Maligno
Cine - Series / James Wan

Maligno

7 / 10
Daniel Grandes — 14-09-2021
Empresa — Whoa/Warner

Me ha costado darme cuenta de que no hemos estado echando de menos a James Wan, sino a un James Wan en concreto. El director australiano, uno de los nombres más icónicos del terror contemporáneo (“Saw” (04), “Insidious” (10), “Expediente Warren” (13)…), no se había ido a ningún lado. Por mucho que sus últimos proyectos (“Fast and Furious 7” (15), “Aquaman” (18)) no abanderaran el género precisamente, la presencia del cineasta en la industria es cada vez más innegable. ¿Entonces por qué era “Maligno”, tal y como muchos lo catalogaban, el regreso de James Wan? ¿Cómo puede volver alguien que no se ha marchado nunca realmente? Quizás simplemente necesitáramos volver por última vez a una forma de entender el terror, la de esa escuela que el australiano fundó casi sin darse cuenta y que quizás, tras más de una década, sentimos que necesita reinventarse.

James Wan compone su último cuento de fantasmas desde la más absoluta autoconsciencia, diseñando un truco de magia donde la mirada siempre es dirigida hacia el señuelo, hacia el simulacro que está a punto de desmontarse. El espectador, ya acostumbrado a los códigos del cine del jumpscare, creerá siempre ir un paso por delante. Pero nada más lejos de la realidad. Wan dirige “Maligno” como aquel que escribe una elegía, lamentando la muerte del ser querido, pero siempre desde la promesa de que cosas mejores están por venir. Lo que empieza como un versión simplificada y monocromática, incluso desilusionante, de esos relatos de fantasmas urbanos que caracterizaron sus últimos contactos con el terror, acaba como un estallido de subgéneros, como una manifestación de todas esas formas de hacer terror que quedaron enterradas bajo el coreográfico sobresalto que tan imprescindible resultó durante la década de los 2010.
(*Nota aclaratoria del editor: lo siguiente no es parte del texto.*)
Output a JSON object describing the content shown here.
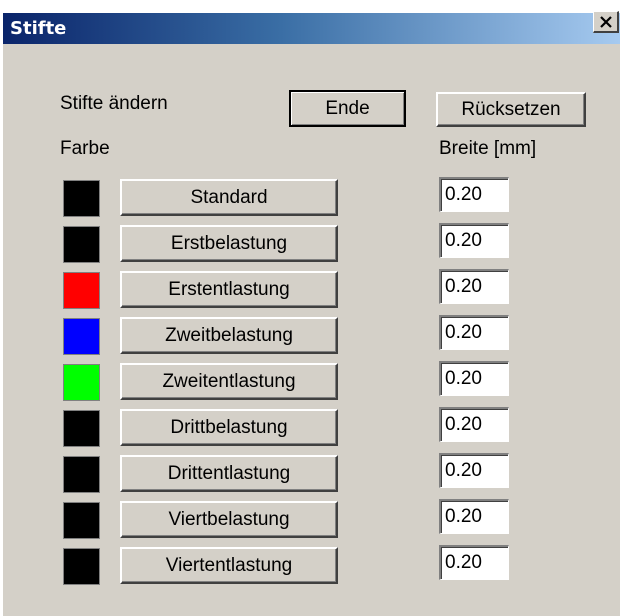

En un momento donde la sobriedad del elevated horror domina el panorama de la pesadilla cinematográfica y la espectacularidad del cine del jumpscare parece estar en decadencia, Wan promete un futuro posible fuera de estas dos facciones enfrentadas. Un futuro encarado desde la nostalgia y, sobre todo, la modestia. “Maligno” es una cinta que se transforma constantemente, que abraza la incoherencia a favor del divertimento de lo imprevisible. Este pastiche de géneros convierte cada secuencia en la pieza de un mosaico que sólo puede comprenderse mientras se observan los créditos. Desde la nueva carne de Cronenberg, que aporta una visceralidad que se contrapone a la contención estética de los anteriores Wan, a la deslumbrante y estilizada violencia del giallo italiano, invocada no sólo desde la propia narrativa sino también desde el estridente y repetitivo uso de una banda sonora para nada tímida.

El australiano reivindica todas las caras del terror audiovisual para demostrar que ninguna de ellas existiría si no fuera para servir al trauma cotidiano, aquel al que, paradójicamente, muchas veces cuesta atribuir un rostro. La violencia de género, la incomunicación y los secretos familiares, la enfermedad… James Wan vuelve a plantear sus mitologías desde la propia mirada psicoanalítica, desde el relato del terror reprimido, del alter ego siniestro y, sobre todo, de la subjetividad del delirio. Siempre con la duda por delante, de si es el otro o soy yo o si el otro no es otro que yo mismo. Freudismo desde el túnel de la bruja, al más puro estilo “Daniel Isn’t Real” (19) de Adam Egypt Mortimer.

No podía faltar en esta carta al jumpscare crepuscular algunas pinceladas de esos colores que Wan ha encontrado en sus últimos viajes cinematográficos, aquellos tan alejados de su hogar. En “Maligno” también cabe el frenetismo del cine de acción, ese que tan mal debería casar con el temperamento y la paciencia que requiere el coreográfico terror de una casa encantada y que tan bien aceptamos cuando sabemos que no hay metamorfosis sin renuncias. Un poco de Mario Brava por aquí, otro poco de Mike Flanagan por allá, una pizca de Dominic Toretto sobre el conjunto y un poco de aroma de “Castle” como guinda del pastel. Debería saber mal, y a ratos lo hace. Pero es imposible que no resulte plácida la promesa de que nuevos sabores pueden existir (y existirán) fuera de la alta cocina; esos que sólo los mejores chefs podrán hacer, aunque eso requiera dinamitar todo aquello que ellos mismo construyeron (o cocinaron, no vamos a destrozar ahora la metáfora).